Warfare

Warfare

The close relationship between horses and humans has changed us both. People have remade horses, creating dozens of breeds in our efforts to make horses faster, stronger, bigger, or smaller.

But horses have also changed us. The ways we travel, trade, play, work—and even fight wars—have all been profoundly shaped by our use of horses. For example, a warrior on horseback or horse-drawn chariot was the ultimate weapon for more than 3,000 years of our history. Time after time, from Asia to Europe to the Americas, the use of horses in war has changed the balance of power between civilizations.

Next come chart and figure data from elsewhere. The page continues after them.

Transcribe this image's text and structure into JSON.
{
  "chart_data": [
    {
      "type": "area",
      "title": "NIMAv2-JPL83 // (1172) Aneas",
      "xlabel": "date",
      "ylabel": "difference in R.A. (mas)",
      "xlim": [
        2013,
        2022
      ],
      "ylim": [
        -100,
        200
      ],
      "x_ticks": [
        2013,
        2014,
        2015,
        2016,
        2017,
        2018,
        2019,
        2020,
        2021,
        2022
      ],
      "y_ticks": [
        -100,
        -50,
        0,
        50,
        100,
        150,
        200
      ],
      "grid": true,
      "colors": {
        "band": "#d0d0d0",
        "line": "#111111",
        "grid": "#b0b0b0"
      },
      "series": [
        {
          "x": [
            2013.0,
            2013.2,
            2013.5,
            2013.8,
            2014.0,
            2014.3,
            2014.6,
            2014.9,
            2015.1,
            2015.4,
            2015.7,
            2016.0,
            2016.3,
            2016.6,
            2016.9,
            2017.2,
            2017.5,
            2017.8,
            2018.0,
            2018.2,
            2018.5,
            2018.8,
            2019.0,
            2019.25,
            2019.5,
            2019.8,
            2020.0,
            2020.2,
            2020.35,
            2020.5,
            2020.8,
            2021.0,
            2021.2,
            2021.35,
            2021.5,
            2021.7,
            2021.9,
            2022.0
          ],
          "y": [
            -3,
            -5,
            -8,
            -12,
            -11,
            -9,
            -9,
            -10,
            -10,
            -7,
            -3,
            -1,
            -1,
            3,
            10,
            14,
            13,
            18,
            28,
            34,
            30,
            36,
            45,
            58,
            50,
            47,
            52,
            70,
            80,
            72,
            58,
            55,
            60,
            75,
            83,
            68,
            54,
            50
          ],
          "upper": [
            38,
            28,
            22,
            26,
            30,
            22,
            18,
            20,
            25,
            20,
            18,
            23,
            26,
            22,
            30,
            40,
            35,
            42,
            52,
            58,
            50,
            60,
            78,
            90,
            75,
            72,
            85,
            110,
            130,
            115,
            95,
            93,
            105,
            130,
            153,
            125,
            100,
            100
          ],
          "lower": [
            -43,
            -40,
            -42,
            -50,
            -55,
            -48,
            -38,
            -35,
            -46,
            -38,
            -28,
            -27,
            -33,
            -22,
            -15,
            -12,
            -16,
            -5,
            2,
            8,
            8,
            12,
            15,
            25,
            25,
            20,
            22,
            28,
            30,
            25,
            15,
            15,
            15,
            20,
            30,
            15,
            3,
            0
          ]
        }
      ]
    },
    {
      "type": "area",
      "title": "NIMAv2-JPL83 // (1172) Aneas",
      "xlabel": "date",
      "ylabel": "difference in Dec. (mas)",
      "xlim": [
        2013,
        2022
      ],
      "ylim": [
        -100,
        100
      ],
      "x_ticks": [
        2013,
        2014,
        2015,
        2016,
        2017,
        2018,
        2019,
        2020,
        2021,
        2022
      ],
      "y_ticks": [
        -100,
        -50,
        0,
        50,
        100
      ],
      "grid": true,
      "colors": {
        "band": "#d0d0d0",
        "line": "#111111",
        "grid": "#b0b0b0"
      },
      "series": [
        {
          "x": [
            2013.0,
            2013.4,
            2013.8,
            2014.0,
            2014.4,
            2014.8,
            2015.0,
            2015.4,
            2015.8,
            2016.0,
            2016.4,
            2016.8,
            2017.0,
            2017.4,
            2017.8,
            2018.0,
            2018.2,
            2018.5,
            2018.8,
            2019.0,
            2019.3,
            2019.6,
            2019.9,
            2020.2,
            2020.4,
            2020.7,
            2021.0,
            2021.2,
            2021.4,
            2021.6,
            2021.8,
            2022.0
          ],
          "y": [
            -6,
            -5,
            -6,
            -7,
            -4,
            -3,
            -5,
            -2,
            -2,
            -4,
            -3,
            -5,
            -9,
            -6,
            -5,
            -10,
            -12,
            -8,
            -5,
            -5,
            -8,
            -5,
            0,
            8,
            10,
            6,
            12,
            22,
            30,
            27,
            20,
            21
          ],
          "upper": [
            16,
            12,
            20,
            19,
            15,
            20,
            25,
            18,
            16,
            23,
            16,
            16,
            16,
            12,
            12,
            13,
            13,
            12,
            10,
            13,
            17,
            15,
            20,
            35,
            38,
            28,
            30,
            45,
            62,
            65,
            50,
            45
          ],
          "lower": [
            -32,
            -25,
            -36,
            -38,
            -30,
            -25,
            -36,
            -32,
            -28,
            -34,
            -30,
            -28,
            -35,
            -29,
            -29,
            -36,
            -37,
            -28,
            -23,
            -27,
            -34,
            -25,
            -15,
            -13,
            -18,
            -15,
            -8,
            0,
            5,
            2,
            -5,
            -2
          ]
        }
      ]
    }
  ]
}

  • Around 900 B.C., the Scythians were among the first mounted archers and fighters. This group of nomadic Asian warriors repeatedly raided the ancient Greeks, who’d never before seen a person on horseback.
  • For roughly a thousand years, from about the 800s to the late 1800s, warfare in Japan was dominated by samurai, an elite class of warriors who used horses as their special weapons.
  • In 1532, 168 Spanish soldiers—including 62 on horseback—won the battle against 80,000 Inca foot soldiers by attacking the crowd on horseback and slicing through their quilted armor with steel weapons.

Horses continued to define military tactics well into the 1900s, until these animals finally became outmoded by machine guns, tanks, airplanes, and other modern weapons.